Crest Peyton, Zeiner Sebastian, Stacey Piper, Kronish Kate, Lin Rachel, Roberts John P, Adelmann Dieter
Department of Surgery, University of California, San Francisco, California, USA.
Department of Anesthesia and Perioperative Care, University of California, San Francisco, California, USA.
Liver Transpl. 2025 Jun 6. doi: 10.1097/LVT.0000000000000650.

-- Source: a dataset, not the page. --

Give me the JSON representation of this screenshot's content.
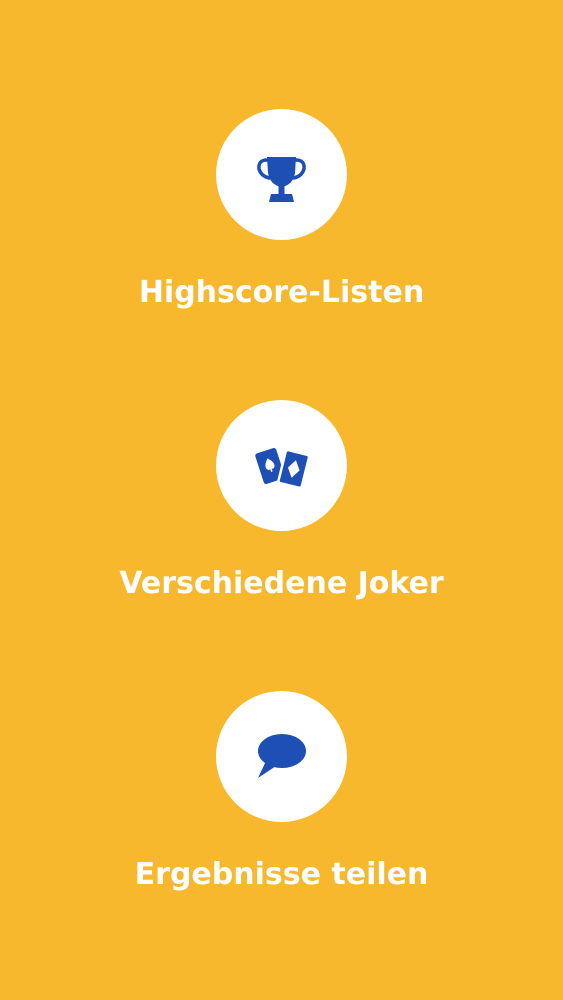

Donor safety is of paramount importance in live donor hepatectomy, and acute pain is the most frequent complaint reported by donors. There are various approaches to managing perioperative and postoperative pain following live donor hepatectomy. These include the administration of opioid and nonopioid analgesics and neuraxial, regional, and local anesthesia. However, there is limited data on the practice patterns of pain management for live donor hepatectomy, particularly when comparing left and right lobe hepatectomies. A national electronic survey was administered to active living donor liver transplant centers in the United States, identified via the Organ Procurement and Transplantation Network directory. The survey focused on demographics, perioperative and postoperative pain management strategies, and differences in pain management practices based on left versus right lobe hepatectomies and surgical approach. We received responses from 37 centers (86%). The majority of centers (67.6%) performed both right and left live donor hepatectomies. Most centers had protocolized perioperative (78.4%) and postoperative (83.8%) pain management guidelines. Perioperatively, most centers utilized a multimodal approach, based on intravenous fentanyl and/or hydromorphone combined with nonopioid adjuncts. Acetaminophen was the most common postoperative analgesic for both right (75.7%) and left (80%) lobe donors. Transversus abdominis plane blocks were the most frequently used regional anesthesia technique for both right (43.2%) and left (48%) lobe donors. Epidural catheters were placed more frequently in left (40%) than in right (32.4%) lobe donors. We observed a significant variation in perioperative and postoperative pain management strategies after live donor hepatectomy between centers. Some centers adapt analgesic techniques based on the surgical technique (eg, open vs. laparoscopic/robotic, and right vs. left lobe hepatectomy).
供体安全在活体供肝肝切除术中至关重要,急性疼痛是供体报告的最常见主诉。对于活体供肝肝切除术后的围手术期和术后疼痛管理有多种方法。这些方法包括使用阿片类和非阿片类镇痛药以及神经轴阻滞、区域麻醉和局部麻醉。然而,关于活体供肝肝切除术后疼痛管理的实践模式的数据有限,特别是在比较左、右半肝切除术时。对通过器官获取与移植网络目录识别出的美国活跃的活体供肝肝移植中心进行了一项全国性电子调查。该调查聚焦于人口统计学、围手术期和术后疼痛管理策略,以及基于左、右半肝切除术和手术方式的疼痛管理实践差异。我们收到了37个中心的回复(回复率86%)。大多数中心(67.6%)同时进行右、左半肝活体供肝切除术。大多数中心有围手术期(78.4%)和术后(83.8%)疼痛管理方案。围手术期,大多数中心采用多模式方法,基于静脉注射芬太尼和/或氢吗啡酮并联合非阿片类辅助药物。对右半肝(75.7%)和左半肝(80%)供体而言,对乙酰氨基酚是最常用的术后镇痛药。腹横肌平面阻滞是右半肝(43.2%)和左半肝(48%)供体最常用的区域麻醉技术。左半肝(40%)供体比右半肝(32.4%)供体更频繁地放置硬膜外导管。我们观察到各中心在活体供肝肝切除术后的围手术期和术后疼痛管理策略上存在显著差异。一些中心根据手术技术(如开放手术与腹腔镜/机器人手术,以及右半肝与左半肝切除术)调整镇痛技术。